Abstract Interpretation-Based Data Leakage Static Analysis
Filip Drobnjaković, Pavle Subotić, Caterina Urban
TL;DR
The paper addresses data leakage in ML models by introducing a static analysis grounded in abstract interpretation that proves absence of leakage by ensuring that training and testing data originate from disjoint inputs. It constructs a formal semantic pipeline beginning with concrete trace semantics, deriving a sound and computable abstract semantics via a dependency abstraction and a data-leakage semantics, then implements the analysis in the NBLyzer framework. The empirical evaluation on over 2000 Kaggle notebooks demonstrates the method’s effectiveness, reporting 25 real data-leakage cases with a precision of $93\%$ and a ~60% improvement in detection over previous ad-hoc methods, at a modest ~7% slowdown.
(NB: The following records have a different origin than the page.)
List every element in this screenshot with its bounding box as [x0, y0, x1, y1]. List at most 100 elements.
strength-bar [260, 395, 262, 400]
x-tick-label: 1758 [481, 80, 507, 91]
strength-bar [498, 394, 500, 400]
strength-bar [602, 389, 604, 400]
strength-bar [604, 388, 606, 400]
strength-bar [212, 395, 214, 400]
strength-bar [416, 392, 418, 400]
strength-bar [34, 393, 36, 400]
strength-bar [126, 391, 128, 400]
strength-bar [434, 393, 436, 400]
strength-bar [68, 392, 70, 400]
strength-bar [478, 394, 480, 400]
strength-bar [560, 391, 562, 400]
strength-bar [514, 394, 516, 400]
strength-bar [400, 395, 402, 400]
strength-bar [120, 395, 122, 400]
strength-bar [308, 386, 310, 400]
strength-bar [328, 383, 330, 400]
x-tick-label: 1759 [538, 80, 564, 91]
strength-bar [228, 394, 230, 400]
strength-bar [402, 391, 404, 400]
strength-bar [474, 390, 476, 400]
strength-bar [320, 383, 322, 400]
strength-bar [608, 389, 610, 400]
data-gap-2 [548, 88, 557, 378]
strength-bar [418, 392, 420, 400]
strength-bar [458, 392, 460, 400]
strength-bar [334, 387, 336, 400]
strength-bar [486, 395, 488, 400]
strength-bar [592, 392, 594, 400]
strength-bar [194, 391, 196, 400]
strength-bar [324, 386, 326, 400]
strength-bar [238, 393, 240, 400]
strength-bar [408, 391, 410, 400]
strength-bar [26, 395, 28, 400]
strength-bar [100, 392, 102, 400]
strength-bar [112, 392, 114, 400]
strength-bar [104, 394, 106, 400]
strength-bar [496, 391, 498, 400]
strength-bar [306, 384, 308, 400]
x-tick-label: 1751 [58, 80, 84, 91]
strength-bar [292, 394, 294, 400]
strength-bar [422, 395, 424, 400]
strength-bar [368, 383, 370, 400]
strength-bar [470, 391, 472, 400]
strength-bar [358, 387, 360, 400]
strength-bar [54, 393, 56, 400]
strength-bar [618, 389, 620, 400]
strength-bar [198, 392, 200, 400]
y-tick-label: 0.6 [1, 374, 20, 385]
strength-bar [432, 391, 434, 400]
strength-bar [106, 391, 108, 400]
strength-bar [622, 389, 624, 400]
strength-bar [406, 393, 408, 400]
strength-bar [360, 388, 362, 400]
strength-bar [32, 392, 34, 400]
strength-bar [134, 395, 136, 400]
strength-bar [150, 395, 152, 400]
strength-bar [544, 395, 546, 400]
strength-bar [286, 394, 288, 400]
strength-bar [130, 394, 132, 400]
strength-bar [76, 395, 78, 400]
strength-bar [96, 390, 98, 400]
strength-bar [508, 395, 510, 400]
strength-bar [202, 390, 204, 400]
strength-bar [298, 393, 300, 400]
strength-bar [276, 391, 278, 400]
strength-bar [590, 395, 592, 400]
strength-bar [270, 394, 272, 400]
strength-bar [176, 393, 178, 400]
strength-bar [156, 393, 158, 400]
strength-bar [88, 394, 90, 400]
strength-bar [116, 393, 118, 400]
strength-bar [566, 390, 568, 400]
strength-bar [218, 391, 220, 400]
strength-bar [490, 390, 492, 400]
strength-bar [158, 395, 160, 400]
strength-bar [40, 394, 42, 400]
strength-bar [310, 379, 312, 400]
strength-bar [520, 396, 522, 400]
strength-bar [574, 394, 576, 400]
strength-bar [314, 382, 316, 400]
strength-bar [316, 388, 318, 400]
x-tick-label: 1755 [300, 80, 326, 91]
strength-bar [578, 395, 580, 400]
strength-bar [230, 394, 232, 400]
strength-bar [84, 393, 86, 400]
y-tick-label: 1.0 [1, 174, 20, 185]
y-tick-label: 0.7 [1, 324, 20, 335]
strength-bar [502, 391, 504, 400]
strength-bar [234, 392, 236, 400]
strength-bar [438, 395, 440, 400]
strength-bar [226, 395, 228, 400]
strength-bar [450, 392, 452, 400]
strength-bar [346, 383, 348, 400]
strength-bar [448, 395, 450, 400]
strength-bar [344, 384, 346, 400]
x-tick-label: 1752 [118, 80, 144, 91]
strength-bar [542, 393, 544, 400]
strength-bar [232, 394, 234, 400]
The work contributes a rigorous semantic foundation for data-leakage analysis in data-manipulating programs and shows practical utility for early-leakage detection in notebook-based workflows.
Abstract
Data leakage is a well-known problem in machine learning. Data leakage occurs when information from outside the training dataset is used to create a model. This phenomenon renders a model excessively optimistic or even useless in the real world since the model tends to leverage greatly on the unfairly acquired information. To date, detection of data leakages occurs post-mortem using run-time methods. However, due to the insidious nature of data leakage, it may not be apparent to a data scientist that a data leakage has occurred in the first place. For this reason, it is advantageous to detect data leakages as early as possible in the development life cycle. In this paper, we propose a novel static analysis to detect several instances of data leakages during development time. We define our analysis using the framework of abstract interpretation: we define a concrete semantics that is sound and complete, from which we derive a sound and computable abstract semantics. We implement our static analysis inside the open-source NBLyzer static analysis framework and demonstrate its utility by evaluating its performance and precision on over 2000 Kaggle competition notebooks.